Пришлось Фокнеру рассказать всю историю исчезновения начальника морской экспедиции. Что сей исследователь, картограф, первооткрыватель, причалив к Гавайям со своей командой, не разобравшись в чем дело, когда пропал кто-то из его команды, выстрелил и был незамедлительно схвачен аборигенами. Моряки с его корабля, то угрожая, то ведя с ними переговоры, не уходили, пока островитяне не выдали часть останков и голову их командира.
Князь Потемкин, выслушивая перевод толмача, сочувственно качал головой.
— Да, жалко человека, — молвил он в конце печального повествования. — Колико еще кругом дикости! Вот и турецких бусурманов мы почитаем за дикий народ, понеже веками воевали супротив наших православных христьян. Теперь пришло время и наше русское оружие отвадит их учинять пакости противу нашего народа.
Несколько рисуясь пред худым, среднего роста посланником, князь прошелся, выпрямив свою и без того крупную, широкоплечую фигуру. Брильянты на его комзоле засияли.
— От вас, аглинские господа, — убедительно говорил он, — зависит осуществление наших грандиозных прожектов. У нас огромное поле деятельности в распрекрасном Крыму, Кубани, всей Новороссии. Колико новых городов мы готовы построить, дать людям землю рядом с Черным морем, открыть новые морские порты, построить корабли, университеты, музыкальные консерватории и многое другое!

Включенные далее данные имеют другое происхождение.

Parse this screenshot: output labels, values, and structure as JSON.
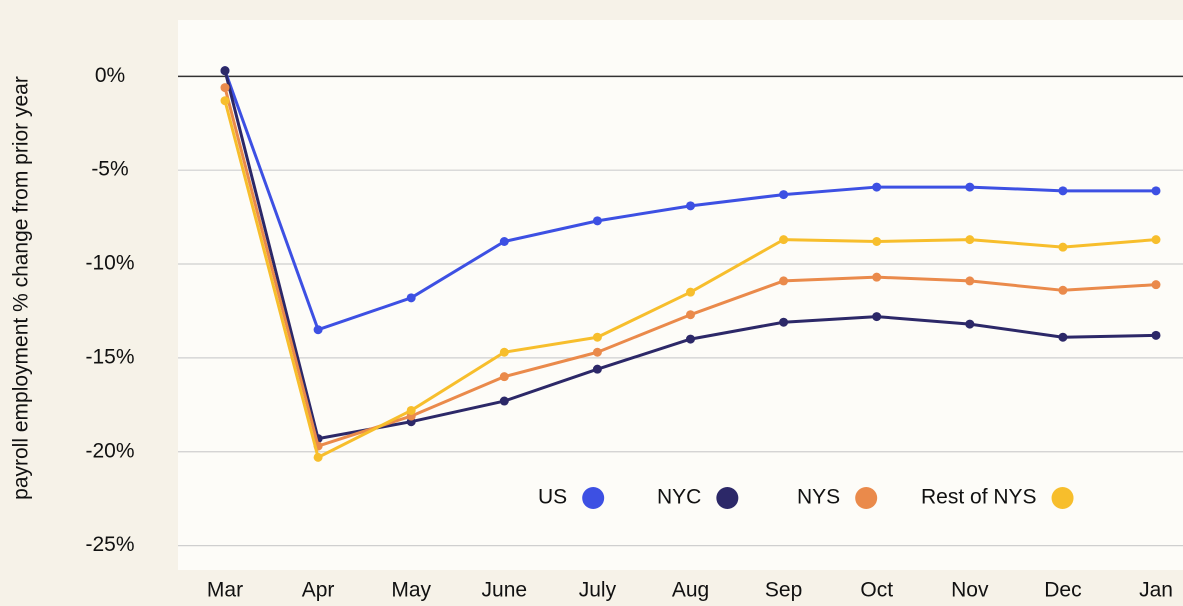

Фокнер уже и готов был сказать свое слово, но не было возможности: Потемкин говорил безостановочно. Из всей его тирады, растерянный посол понял одно: аглинский премьер мог не сумневаться, что Россия намерена оставаться на Черном море и уступать туркам Очаков не собирается. О чем, в тот же вечер посол и послал сообщение своему королю Георгу.

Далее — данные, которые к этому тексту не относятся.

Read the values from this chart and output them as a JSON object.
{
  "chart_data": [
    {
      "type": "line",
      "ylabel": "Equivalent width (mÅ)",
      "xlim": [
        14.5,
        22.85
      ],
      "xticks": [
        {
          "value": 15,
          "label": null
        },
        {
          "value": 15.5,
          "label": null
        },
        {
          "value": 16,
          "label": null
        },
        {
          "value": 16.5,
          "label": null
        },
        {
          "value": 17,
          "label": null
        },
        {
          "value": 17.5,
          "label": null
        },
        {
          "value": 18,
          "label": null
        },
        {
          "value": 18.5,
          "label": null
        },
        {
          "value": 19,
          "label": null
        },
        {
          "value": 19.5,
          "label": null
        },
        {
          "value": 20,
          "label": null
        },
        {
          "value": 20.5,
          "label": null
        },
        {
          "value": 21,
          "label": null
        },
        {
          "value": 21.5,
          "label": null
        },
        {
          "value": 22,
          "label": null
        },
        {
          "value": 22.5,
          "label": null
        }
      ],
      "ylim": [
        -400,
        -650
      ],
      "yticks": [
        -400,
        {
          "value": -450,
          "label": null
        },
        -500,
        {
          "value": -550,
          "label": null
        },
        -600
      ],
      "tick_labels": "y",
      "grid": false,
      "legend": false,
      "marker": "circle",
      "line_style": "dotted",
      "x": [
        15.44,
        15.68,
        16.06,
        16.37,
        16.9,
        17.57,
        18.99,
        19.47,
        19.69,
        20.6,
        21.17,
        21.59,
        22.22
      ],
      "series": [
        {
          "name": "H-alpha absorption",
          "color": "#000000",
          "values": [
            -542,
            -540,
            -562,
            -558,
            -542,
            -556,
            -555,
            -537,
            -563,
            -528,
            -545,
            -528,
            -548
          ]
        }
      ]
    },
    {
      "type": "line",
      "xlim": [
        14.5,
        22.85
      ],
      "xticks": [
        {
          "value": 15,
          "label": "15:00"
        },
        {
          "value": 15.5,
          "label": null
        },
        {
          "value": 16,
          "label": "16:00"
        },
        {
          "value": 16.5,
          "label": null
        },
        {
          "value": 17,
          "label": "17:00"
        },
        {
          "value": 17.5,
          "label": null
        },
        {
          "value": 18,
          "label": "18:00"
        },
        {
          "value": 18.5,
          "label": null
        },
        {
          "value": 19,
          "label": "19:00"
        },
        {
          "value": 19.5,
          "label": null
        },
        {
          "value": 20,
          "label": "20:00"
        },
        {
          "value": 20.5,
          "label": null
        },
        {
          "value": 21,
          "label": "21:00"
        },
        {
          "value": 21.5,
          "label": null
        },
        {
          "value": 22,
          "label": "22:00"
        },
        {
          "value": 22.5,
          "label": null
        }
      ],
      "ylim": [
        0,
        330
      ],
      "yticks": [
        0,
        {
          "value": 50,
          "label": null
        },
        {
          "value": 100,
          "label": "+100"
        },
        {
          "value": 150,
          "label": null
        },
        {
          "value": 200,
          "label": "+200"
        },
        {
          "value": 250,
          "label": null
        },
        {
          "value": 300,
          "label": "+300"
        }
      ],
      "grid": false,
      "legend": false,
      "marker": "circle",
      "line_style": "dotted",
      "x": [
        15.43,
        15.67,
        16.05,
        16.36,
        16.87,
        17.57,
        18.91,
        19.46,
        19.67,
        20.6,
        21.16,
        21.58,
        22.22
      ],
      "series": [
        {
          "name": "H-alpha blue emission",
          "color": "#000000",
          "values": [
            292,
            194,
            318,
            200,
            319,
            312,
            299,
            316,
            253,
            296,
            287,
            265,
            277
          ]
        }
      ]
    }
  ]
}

Императрица специально поддерживала деятельную переписку с принцем де Линь, посылая ему письма по почте для того, чтобы, вскрывавшие письма, секретные службы Пруссии и Австрии могли получить из первых рук информацию о ее твердости перед лицом новых угроз. и интриг. В начале лета она получила длинное письмо от принца де Линя и короткое — от его сына. Линю старшему она отписала слова благодарности за службу сына, награжденного за отличие при штурме Измаила Георгием 3-ей степени.

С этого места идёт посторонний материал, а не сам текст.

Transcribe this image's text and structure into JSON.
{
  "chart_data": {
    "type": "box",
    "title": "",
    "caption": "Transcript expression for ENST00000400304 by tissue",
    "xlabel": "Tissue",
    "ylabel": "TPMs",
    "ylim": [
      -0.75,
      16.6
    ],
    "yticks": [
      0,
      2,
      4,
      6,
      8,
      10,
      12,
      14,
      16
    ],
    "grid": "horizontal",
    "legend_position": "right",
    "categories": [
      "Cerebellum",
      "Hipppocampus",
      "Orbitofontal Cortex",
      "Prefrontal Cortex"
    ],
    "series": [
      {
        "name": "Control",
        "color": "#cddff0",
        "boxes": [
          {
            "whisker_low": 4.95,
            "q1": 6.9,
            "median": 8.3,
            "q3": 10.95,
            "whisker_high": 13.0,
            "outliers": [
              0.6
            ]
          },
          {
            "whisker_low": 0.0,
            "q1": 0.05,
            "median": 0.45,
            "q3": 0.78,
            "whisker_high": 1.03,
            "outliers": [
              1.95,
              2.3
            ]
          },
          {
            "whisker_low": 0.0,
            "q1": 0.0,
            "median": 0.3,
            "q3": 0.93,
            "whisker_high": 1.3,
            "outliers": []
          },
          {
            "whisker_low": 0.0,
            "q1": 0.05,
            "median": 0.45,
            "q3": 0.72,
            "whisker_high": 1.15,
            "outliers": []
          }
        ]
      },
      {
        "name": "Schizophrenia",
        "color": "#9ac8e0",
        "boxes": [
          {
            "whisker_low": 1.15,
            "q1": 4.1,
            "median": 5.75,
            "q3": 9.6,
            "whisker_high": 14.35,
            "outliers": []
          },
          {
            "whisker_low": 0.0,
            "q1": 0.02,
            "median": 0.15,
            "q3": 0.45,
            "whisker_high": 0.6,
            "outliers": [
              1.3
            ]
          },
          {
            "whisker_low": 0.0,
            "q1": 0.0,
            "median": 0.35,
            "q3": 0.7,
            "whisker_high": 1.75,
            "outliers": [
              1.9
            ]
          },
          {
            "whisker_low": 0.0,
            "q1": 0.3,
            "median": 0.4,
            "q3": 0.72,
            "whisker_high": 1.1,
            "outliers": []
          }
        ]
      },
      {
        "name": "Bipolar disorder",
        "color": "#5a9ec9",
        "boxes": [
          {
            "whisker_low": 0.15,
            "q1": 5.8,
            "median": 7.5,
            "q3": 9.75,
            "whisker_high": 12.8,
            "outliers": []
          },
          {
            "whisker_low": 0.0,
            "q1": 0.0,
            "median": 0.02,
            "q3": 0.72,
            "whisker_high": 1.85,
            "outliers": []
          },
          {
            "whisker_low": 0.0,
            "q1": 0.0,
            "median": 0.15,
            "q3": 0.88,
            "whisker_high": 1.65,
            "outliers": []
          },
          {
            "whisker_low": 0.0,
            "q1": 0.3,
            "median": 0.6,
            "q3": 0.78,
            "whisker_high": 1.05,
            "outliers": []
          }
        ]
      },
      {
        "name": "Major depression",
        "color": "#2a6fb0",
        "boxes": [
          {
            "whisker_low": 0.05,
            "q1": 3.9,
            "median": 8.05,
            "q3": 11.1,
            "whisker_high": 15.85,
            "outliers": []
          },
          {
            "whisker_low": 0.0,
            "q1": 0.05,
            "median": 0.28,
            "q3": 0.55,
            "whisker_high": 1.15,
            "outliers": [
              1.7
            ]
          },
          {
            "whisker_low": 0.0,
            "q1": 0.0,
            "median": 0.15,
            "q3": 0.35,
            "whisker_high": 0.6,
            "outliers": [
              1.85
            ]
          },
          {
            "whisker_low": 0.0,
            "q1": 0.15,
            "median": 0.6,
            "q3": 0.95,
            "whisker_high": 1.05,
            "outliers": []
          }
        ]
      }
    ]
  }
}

В конце июня Британия и Пруссия пришли к заключению, что придется пойти на некоторые уступки Екатерине Второй, но все же не все условия русской стороны надобно бы им принять. Но, по крайней мере, аглинское правительство поняло, что должно уступить русской императрице, понеже, опричь всего, в Петербурге вдруг появился Роберт Адер, отправленный лордом Чарльзом Джеймсом Фоксом, в качестве неофициального посланника от оппозиции. Граф Семен Воронцов обеспечил Адеру наилучший прием в российской столице. Посланник лорда Фокса был прекрасно принят императрицей и князем. На прощание Потемкин сделал ему подарок от имени Екатерины — перстень с ее портретом. Известие о получении соперником оного дорогого подарка, весьма опечалило Уильяма Питта, коий, никак не желая терять кресло премьера, боялся оппозиции, наступавшей ему на пятки. Посему, премьер-министр дал приказ Фокнеру согласиться с условиями императрицы Екатерины Второй. Миссия Фокнера означала важный поворот событий. Уже в середине июня, от имени аглинского правительства, Уильям Фокнер и британский посланник Чарльз Уитворт вручили ноту, в которой основанием для мира с Портой признавалась граница по реке Днестр. Очаков с прилегающей степью тоже отходил к России.